To illustrate the process of measurement using text data, let’s consider the field of sentiment analysis. We have a set of documents, and we’re interested in classifying the sentiment/emotion the author is trying to convey – positive, negative, or neutral. Here is a dataset of 945 tweets about the Supreme Court that I compiled for a project with Jake Truscott and Elise Blasingame.
library(tidyverse)
library(tidytext)
# load the tweets
tweets <- read_csv('data/supreme-court-tweets.csv')
tweets |> select(-tweet_id)
# A tibble: 945 × 4
text expert1 expert2 expert3
<chr> <dbl> <dbl> <dbl>
1 "Just in time for #PrideMonth #Pride2018 #… 1 -1 -1
2 "The silliness of the day-long kerfuffle o… 1 -1 -1
3 "The @Scotus ruling was a \U0001f967 pie-i… 1 -1 1
4 "Let’s be real, lame anti-gay cake probabl… 1 1 -1
5 "#ReligiousFreedom #SCOTUS \r\nWould a Mus… 1 -1 -1
6 "I’m happy SCOTUS ruled in favor of the ba… 1 -1 -1
7 "Breaking: Supreme Court rules New York pr… 1 -1 0
8 "SUPREME COURT: \r\n\r\nTRUMP IS NOT ABOVE… 1 1 -1
9 "Not gonna lie....shocked Kavanaugh rules … -1 1 1
10 "Gonna have a drink at “the low bar” to ce… -1 -1 1
# ℹ 935 more rows
The dataset contains the text of the tweet, plus three “expert” ratings on a scale from -1 (negative), 0 (neutral), to 1 (positive).
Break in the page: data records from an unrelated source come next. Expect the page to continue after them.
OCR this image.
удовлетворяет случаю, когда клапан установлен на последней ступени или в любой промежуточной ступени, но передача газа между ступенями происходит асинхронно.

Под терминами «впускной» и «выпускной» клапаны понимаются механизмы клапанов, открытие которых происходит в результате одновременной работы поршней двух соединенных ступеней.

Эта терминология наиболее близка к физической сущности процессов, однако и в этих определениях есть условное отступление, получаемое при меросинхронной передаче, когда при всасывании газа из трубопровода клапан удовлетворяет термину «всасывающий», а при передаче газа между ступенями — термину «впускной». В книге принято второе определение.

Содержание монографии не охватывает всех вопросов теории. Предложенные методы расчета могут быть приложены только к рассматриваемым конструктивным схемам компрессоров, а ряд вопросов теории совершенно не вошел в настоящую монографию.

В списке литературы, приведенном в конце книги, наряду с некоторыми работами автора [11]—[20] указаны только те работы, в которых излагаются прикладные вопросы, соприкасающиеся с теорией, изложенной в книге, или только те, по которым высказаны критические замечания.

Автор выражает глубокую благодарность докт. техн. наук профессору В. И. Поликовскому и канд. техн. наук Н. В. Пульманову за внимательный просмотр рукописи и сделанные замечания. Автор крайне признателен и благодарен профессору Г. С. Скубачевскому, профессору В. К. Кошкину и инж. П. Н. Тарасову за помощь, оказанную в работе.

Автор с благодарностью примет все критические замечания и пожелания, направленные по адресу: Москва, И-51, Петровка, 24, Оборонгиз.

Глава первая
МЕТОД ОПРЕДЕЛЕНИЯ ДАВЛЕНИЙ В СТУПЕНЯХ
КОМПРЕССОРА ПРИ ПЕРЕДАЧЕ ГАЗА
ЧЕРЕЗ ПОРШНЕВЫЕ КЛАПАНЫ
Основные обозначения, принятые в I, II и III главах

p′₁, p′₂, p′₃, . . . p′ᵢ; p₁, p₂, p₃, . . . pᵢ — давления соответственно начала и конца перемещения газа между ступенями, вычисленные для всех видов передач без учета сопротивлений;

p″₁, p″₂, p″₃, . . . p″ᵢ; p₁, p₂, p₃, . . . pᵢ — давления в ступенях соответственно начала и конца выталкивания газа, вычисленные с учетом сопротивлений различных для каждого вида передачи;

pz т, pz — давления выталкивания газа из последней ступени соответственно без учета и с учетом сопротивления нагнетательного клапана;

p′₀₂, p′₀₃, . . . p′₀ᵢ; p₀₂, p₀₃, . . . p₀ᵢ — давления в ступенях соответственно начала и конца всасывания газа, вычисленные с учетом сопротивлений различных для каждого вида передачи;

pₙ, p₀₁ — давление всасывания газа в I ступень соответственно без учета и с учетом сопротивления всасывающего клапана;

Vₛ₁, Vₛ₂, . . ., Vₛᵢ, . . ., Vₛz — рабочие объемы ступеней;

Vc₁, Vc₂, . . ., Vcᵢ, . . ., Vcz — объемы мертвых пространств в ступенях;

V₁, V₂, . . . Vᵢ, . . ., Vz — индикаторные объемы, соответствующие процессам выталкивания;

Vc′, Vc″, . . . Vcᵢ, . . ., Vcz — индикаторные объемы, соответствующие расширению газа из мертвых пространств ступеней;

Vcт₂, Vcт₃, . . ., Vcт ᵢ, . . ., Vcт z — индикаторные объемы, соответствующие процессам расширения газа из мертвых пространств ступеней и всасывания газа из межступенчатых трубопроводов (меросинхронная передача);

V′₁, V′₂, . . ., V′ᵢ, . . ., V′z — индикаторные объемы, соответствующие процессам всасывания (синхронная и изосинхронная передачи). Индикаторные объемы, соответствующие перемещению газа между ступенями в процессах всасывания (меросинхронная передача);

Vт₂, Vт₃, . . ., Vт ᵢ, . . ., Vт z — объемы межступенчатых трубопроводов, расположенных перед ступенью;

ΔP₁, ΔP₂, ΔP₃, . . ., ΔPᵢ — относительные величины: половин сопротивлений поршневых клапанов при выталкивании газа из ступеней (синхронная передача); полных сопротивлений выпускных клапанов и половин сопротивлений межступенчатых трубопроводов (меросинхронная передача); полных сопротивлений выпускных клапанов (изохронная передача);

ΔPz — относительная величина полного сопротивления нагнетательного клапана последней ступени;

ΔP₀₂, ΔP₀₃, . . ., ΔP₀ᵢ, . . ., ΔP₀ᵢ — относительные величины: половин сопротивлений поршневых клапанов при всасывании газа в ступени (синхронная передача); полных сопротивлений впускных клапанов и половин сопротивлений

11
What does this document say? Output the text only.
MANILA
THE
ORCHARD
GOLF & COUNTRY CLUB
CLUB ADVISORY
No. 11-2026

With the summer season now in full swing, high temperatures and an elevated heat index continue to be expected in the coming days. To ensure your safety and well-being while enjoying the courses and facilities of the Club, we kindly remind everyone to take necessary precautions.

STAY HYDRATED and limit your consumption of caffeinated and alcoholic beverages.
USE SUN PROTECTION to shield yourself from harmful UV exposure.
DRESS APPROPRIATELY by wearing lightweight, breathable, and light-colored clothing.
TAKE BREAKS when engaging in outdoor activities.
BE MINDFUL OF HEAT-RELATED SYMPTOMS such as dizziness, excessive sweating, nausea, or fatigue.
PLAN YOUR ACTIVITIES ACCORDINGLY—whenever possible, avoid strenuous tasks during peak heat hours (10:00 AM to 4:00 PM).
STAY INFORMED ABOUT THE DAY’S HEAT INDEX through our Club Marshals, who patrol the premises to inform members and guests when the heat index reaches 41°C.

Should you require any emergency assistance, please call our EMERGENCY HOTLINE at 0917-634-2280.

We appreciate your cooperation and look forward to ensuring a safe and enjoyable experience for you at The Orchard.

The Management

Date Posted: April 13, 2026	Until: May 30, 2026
Each author independently read and coded each tweet1 then discussed the cases where we disagreed, going back for a second round of coding on those tweets where everyone produced a different measure. One way to assess how well we did at capturing sentiment is inter-coder reliability (aka Fleiss’ kappa), which measures how frequently the coders agreed relative to chance, on a scale from -1 (complete disagreement on everything) to 1 (perfect agreement on everything).
library(irr)
tweets |>
select(expert1, expert2, expert3) |>
kappam.fleiss()
Fleiss' Kappa for m Raters
Subjects = 920
Raters = 3
Kappa = 0.688
z = 48.9
p-value = 0
Manually labeling your documents has twin advantages of accuracy and transparency (when combined with a codebook describing why you coded things the way you did). But its main disadvantage is in scaling: it’s difficult, costly, and/or time-consuming to hand-code more than a few thousand documents this way. If we want to work with a larger corpus, we need an automated method. As a first pass, let’s consider dictionary classification.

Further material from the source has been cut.